Ben Bova – Mars. Part five

“Maybe. I thought you Russians were all great gamblers,” Jamie coaxed.

Vosnesensky stiffened visibly. “I am not here to gamble. Not with lives. Especially my own.”

“But it’s not that big a risk,” Jamie urged, quickly switching tactics. “We can do it! We don’t have to stick to the plans they wrote for us on Earth. The mission orders allow us some flexibility. We’ve got an opportunity here to make a fundamental discovery about the geological history of this planet.”

“It is an unnecessary risk.”

Jamie made himself grin at the Russian. “Look at it this way, Mikhail-if we kill ourselves you won’t have to face Dr. Li or the mission controllers back at Kaliningrad.”

Vosnesensky stared at him for a long moment, then burst into a peal of laughter. “You are a fatalist!” the cosmonaut said. “Just like a Russian.”

“You’ll do it?”

“It is not in the excursion plan.”

“So we change the plan,” Jamie said. “The rover’s got the range and we’ve got enough supplies on board. If we get stuck, Mironov can come out with the other rover.”

Vosnesensky’s beefy face returned to its normal scowl. He said, “We cannot deviate from the excursion plan. It is not allowed.”

Jamie felt himself tensing. With deliberate care, he slowly rose from his squatting position. “In that case,” he said evenly, “mission regulations give me the right to go over your head and appeal directly to Dr. Li. I want to talk to Li.”

Still frowning, Vosnesensky reached out across the control panel and flicked on the communications set.

“Speak to the expedition commander then,” he growled. “Let him take the responsibility.”

“To Tithonium Chasma?” Dr. Li was startled. “But that is a thousand kilometers away from your present position.”

“Its western edge is less than six hundred kilometers from our present position,” replied James Waterman.

Li sank back in his upholstered chair. He had retreated to his private quarters to take the expected check-in call from Vosnesensky, partly for his own comfort and partly because he felt he could deal with whatever problems arose more easily without the technicians and other team members crowding around him at the communications console of the spacecraft’s command center.

His compartment was as luxurious as mission regulations allowed. Like all the other privacy cubicles aboard the two Mars spacecraft it was barely large enough to accommodate a narrow bunk, a tiny desk, and a single chair. Li’s chair could tilt back, however, like an astronaut’s acceleration couch. He often used it to sleep in, rather than the bunk, which he found uncomfortably short.
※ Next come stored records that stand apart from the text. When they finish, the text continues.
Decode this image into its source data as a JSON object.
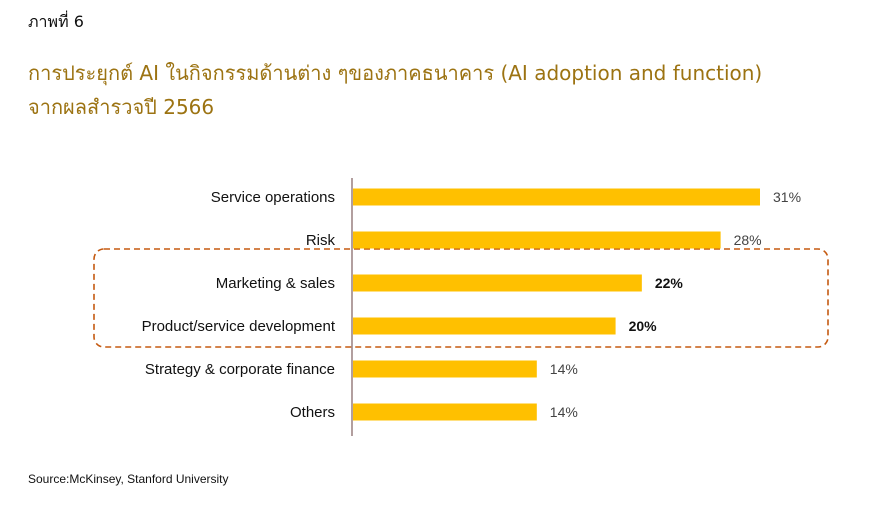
{
  "figure_label": "ภาพที่ 6",
  "title_line1": "การประยุกต์ AI ในกิจกรรมด้านต่าง ๆของภาคธนาคาร (AI adoption and function)",
  "title_line2": "จากผลสำรวจปี 2566",
  "source": "Source:McKinsey, Stanford University",
  "colors": {
    "bar": "#FFC000",
    "title": "#9C7312",
    "highlight_border": "#C55A11",
    "axis": "#7F5F5F"
  },
  "chart_data": {
    "type": "bar",
    "orientation": "horizontal",
    "title": "",
    "xlabel": "",
    "ylabel": "",
    "grid": false,
    "legend": "none",
    "xlim": [
      0,
      31
    ],
    "categories": [
      "Service operations",
      "Risk",
      "Marketing & sales",
      "Product/service development",
      "Strategy & corporate finance",
      "Others"
    ],
    "values": [
      31,
      28,
      22,
      20,
      14,
      14
    ],
    "labels": [
      "31%",
      "28%",
      "22%",
      "20%",
      "14%",
      "14%"
    ],
    "bold_labels": [
      false,
      false,
      true,
      true,
      false,
      false
    ],
    "highlighted_categories": [
      "Marketing & sales",
      "Product/service development"
    ]
  }
}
While other team members had decorated their cubicles with photos of their families or maps of Mars or even computer printouts, Li had taped an exquisite set of small silk paintings onto his walls. Mountains shrouded in mist. Beautiful birds perched on a graceful tree limb. A pagoda by a lake. Touches of home. Even if he died in space, he reasoned, he wanted the comfort of those paintings beside him.

But he did not so much as glance at them while he stared into the display screen that dominated his small desk. Waterman’s broad, onyx-eyed face looked back at him. A face that could be very stubborn, Li realized.

“I wish to give you as much latitude as possible,” Li said, “but adding three extra days to your traverse seems excessive to me.”

He did not add that Vosnesensky was not even supposed to be on this traverse. The Russian should have remained at the base camp, as the mission plan called for. He was already exceeding his directives.

“It’s necessary,” Waterman replied. “For geological reasons.”

Li almost let himself smile. Of course, for geological reasons. Naturally Waterman would have a sound scientific reason for pushing the limits. A born troublemaker.

Steepling his fingers in his lap, out of range of the comm unit’s camera, Li waited for the geologist’s explanation. Waterman looked eager, black eyes wide and sparkling, lips slightly parted, energy fairly shining from his dark-skinned face.

“We’ve calculated the rover’s fuel reserves and they are more than sufficient to take us to the Tithonium region and back to the base, sir. Plus a generous allowance for reserve.”